Россол сел на лежаке и нагнулся за сапогами, но тотчас же свалился на свою соломенную подушку: от слабости закружилась голова. Дзержинский поднял с пола сапоги, сел рядом с Россолом и обнял его за плечи, чтобы он спокойнее и тверже себя чувствовал.
- Это ничего, - бормотал Россол, силясь натянуть сапог, - это ничего, это сейчас пройдет, все пройдет, это оттого, что я слишком резко вскочил. Но сейчас мне уже лучше, мне легче...
От волнения и от слабости лоб его покрылся испариной, он никак не мог ухватить рукой ушко сапога, не мог сунуть ногу в голенище, ему уже ни на что не хватало сил.
- Да ты не волнуйся, - как можно мягче и веселее говорил Дзержинский, - ты вовсе не так уж слаб, а просто ты волнуешься, вот у тебя и не ладятся сборы. Ну, успокойся! И не торопись! Возьми обеими руками за ушки и тяни. Взял? Ну видишь, как просто! Теперь второй сапог! И второй натянул, - видишь, как хорошо! Теперь куртку. Где твоя куртка?
Одевая Россола, он делал такой вид, что Антон одевается сам, своими руками, он же, Дзержинский, тут ни при чем, он только успокаивает Россола, подает ему одежду и разговаривает с ним.

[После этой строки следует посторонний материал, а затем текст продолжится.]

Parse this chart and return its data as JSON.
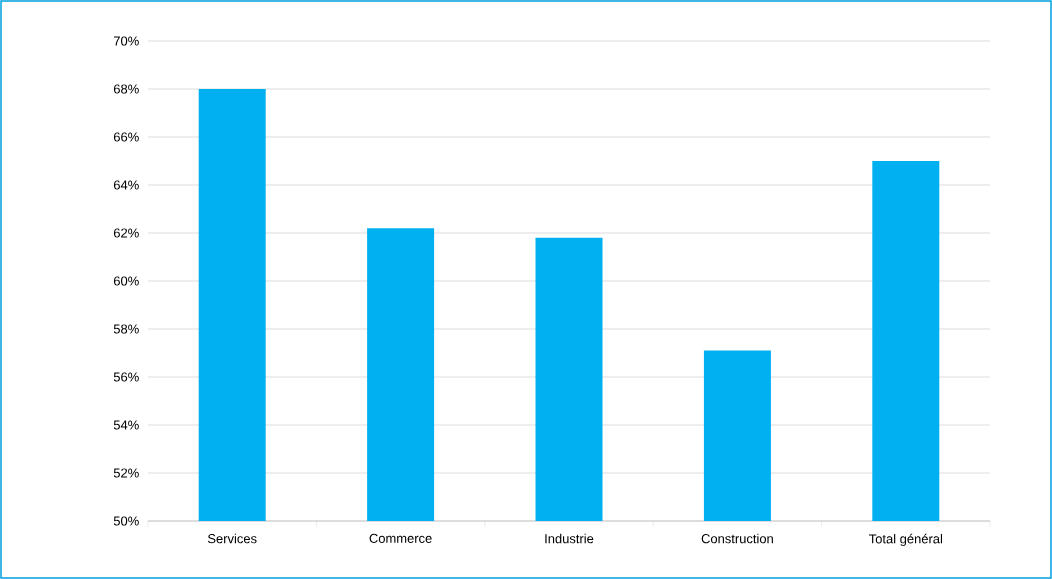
{
  "chart_data": {
    "type": "bar",
    "categories": [
      "Services",
      "Commerce",
      "Industrie",
      "Construction",
      "Total général"
    ],
    "values": [
      68.0,
      62.2,
      61.8,
      57.1,
      65.0
    ],
    "color": "#00b0f0",
    "ylim": [
      50,
      70
    ],
    "yticks": [
      {
        "value": 50,
        "label": "50%"
      },
      {
        "value": 52,
        "label": "52%"
      },
      {
        "value": 54,
        "label": "54%"
      },
      {
        "value": 56,
        "label": "56%"
      },
      {
        "value": 58,
        "label": "58%"
      },
      {
        "value": 60,
        "label": "60%"
      },
      {
        "value": 62,
        "label": "62%"
      },
      {
        "value": 64,
        "label": "64%"
      },
      {
        "value": 66,
        "label": "66%"
      },
      {
        "value": 68,
        "label": "68%"
      },
      {
        "value": 70,
        "label": "70%"
      }
    ],
    "grid": "y"
  }
}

- Видишь, как хорошо, - говорил он, - вот ты и готов, совсем готов. Теперь встань, только не торопясь, обопрись на меня и встань. Вот так, замечательно...
- Ноги не держат, - слабо произнес Россол, - совсем не могу стоять, Яцек...

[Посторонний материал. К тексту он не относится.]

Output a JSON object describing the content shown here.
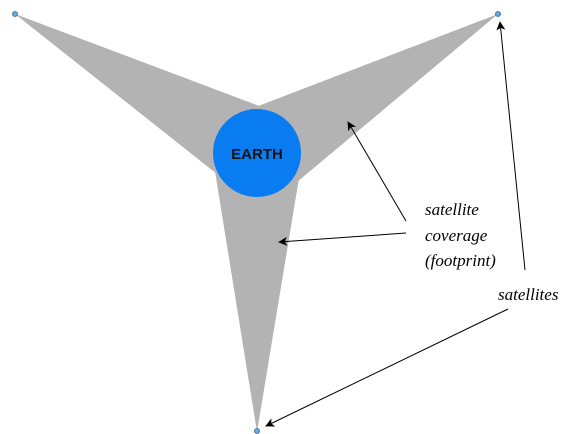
{
  "diagram": {
    "earth": {
      "label": "EARTH",
      "color": "#0a7cf2"
    },
    "footprint_color": "#b3b3b3",
    "satellite_color": "#6aa8e0",
    "annotations": {
      "coverage": [
        "satellite",
        "coverage",
        "(footprint)"
      ],
      "satellites": "satellites"
    }
  }
}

С лязгом отворилась дверь, и в камеру вошел старший, Захаркин.
- На прогулку собирайтесь! Живо!
Увидав Россола, он спросил:
- А этот куда же? Ужели гулять?
- Гулять, - ответил Дзержинский.
- На допросы не может, а на прогулки может, - сказал Захаркин и вышел из камеры, не заперев за собой дверь.

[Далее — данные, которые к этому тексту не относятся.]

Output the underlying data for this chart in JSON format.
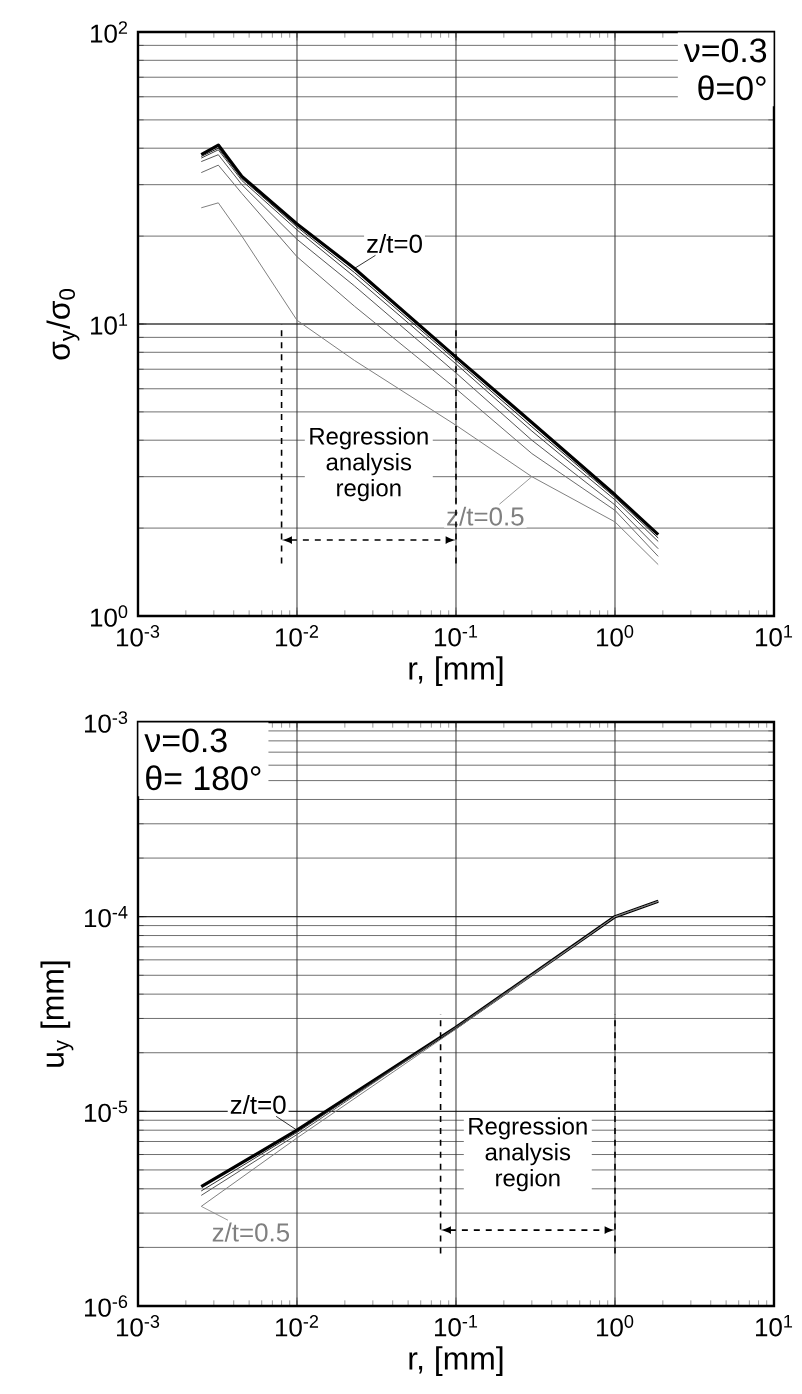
{
  "chart_data": [
    {
      "type": "line",
      "xlabel": "r, [mm]",
      "ylabel": "σ$_{y}$/σ$_{0}$",
      "log": "xy",
      "grid": true,
      "marker": "none",
      "line_style": "solid",
      "x": [
        0.0025,
        0.0032,
        0.0045,
        0.01,
        0.023,
        0.1,
        0.3,
        1,
        1.87
      ],
      "series": [
        {
          "name": "z/t=0",
          "color": "#000000",
          "values": [
            38,
            41,
            32,
            22,
            15.5,
            7.7,
            4.6,
            2.6,
            1.9
          ]
        },
        {
          "color": "#202020",
          "values": [
            37.5,
            40,
            31.5,
            21.5,
            15,
            7.5,
            4.45,
            2.55,
            1.85
          ]
        },
        {
          "color": "#404040",
          "values": [
            37,
            39.5,
            31,
            21,
            14.5,
            7.3,
            4.3,
            2.5,
            1.8
          ]
        },
        {
          "color": "#555555",
          "values": [
            36,
            38,
            30,
            19.5,
            13.5,
            6.8,
            4.0,
            2.4,
            1.7
          ]
        },
        {
          "color": "#6a6a6a",
          "values": [
            33,
            35,
            28,
            17,
            11.5,
            6,
            3.6,
            2.3,
            1.6
          ]
        },
        {
          "name": "z/t=0.5",
          "color": "#808080",
          "values": [
            25,
            26,
            20,
            10.3,
            7.5,
            4.5,
            3.0,
            2.1,
            1.5
          ]
        }
      ],
      "xlim": [
        0.001,
        10
      ],
      "ylim": [
        1,
        100
      ],
      "xticks": [
        {
          "value": 0.001,
          "label": "10$^{-3}$"
        },
        {
          "value": 0.01,
          "label": "10$^{-2}$"
        },
        {
          "value": 0.1,
          "label": "10$^{-1}$"
        },
        {
          "value": 1,
          "label": "10$^{0}$"
        },
        {
          "value": 10,
          "label": "10$^{1}$"
        }
      ],
      "yticks": [
        {
          "value": 1,
          "label": "10$^{0}$"
        },
        {
          "value": 10,
          "label": "10$^{1}$"
        },
        {
          "value": 100,
          "label": "10$^{2}$"
        }
      ],
      "ref_lines": [
        {
          "axis": "x",
          "value": 0.008,
          "line_style": "dashed"
        },
        {
          "axis": "x",
          "value": 0.1,
          "line_style": "dashed"
        }
      ],
      "annotations": [
        "ν=0.3",
        "θ=0°",
        "Regression analysis region"
      ]
    },
    {
      "type": "line",
      "xlabel": "r, [mm]",
      "ylabel": "u$_{y}$ [mm]",
      "log": "xy",
      "grid": true,
      "marker": "none",
      "line_style": "solid",
      "x": [
        0.0025,
        0.01,
        0.1,
        1,
        1.87
      ],
      "series": [
        {
          "name": "z/t=0",
          "color": "#000000",
          "values": [
            4.1e-06,
            8e-06,
            2.7e-05,
            0.0001,
            0.00012
          ]
        },
        {
          "color": "#303030",
          "values": [
            3.9e-06,
            7.8e-06,
            2.7e-05,
            0.0001,
            0.00012
          ]
        },
        {
          "color": "#555555",
          "values": [
            3.7e-06,
            7.6e-06,
            2.7e-05,
            0.0001,
            0.00012
          ]
        },
        {
          "name": "z/t=0.5",
          "color": "#808080",
          "values": [
            3.25e-06,
            7.3e-06,
            2.65e-05,
            0.0001,
            0.00012
          ]
        }
      ],
      "xlim": [
        0.001,
        10
      ],
      "ylim": [
        1e-06,
        0.001
      ],
      "xticks": [
        {
          "value": 0.001,
          "label": "10$^{-3}$"
        },
        {
          "value": 0.01,
          "label": "10$^{-2}$"
        },
        {
          "value": 0.1,
          "label": "10$^{-1}$"
        },
        {
          "value": 1,
          "label": "10$^{0}$"
        },
        {
          "value": 10,
          "label": "10$^{1}$"
        }
      ],
      "yticks": [
        {
          "value": 1e-06,
          "label": "10$^{-6}$"
        },
        {
          "value": 1e-05,
          "label": "10$^{-5}$"
        },
        {
          "value": 0.0001,
          "label": "10$^{-4}$"
        },
        {
          "value": 0.001,
          "label": "10$^{-3}$"
        }
      ],
      "ref_lines": [
        {
          "axis": "x",
          "value": 0.08,
          "line_style": "dashed"
        },
        {
          "axis": "x",
          "value": 1,
          "line_style": "dashed"
        }
      ],
      "annotations": [
        "ν=0.3",
        "θ= 180°",
        "Regression analysis region"
      ]
    }
  ]
}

Стоять Россол решительно не мог: у него кружилась голова, подкашивались ноги. Из плана Дзержинского - вести его на прогулку, обняв за талию и сильно поддерживая, - ничего не выходило. Надо было найти другой выход и без промедления: в коридоре Захаркин уже выстраивал арестантов, промедление грозило опозданием на прогулку.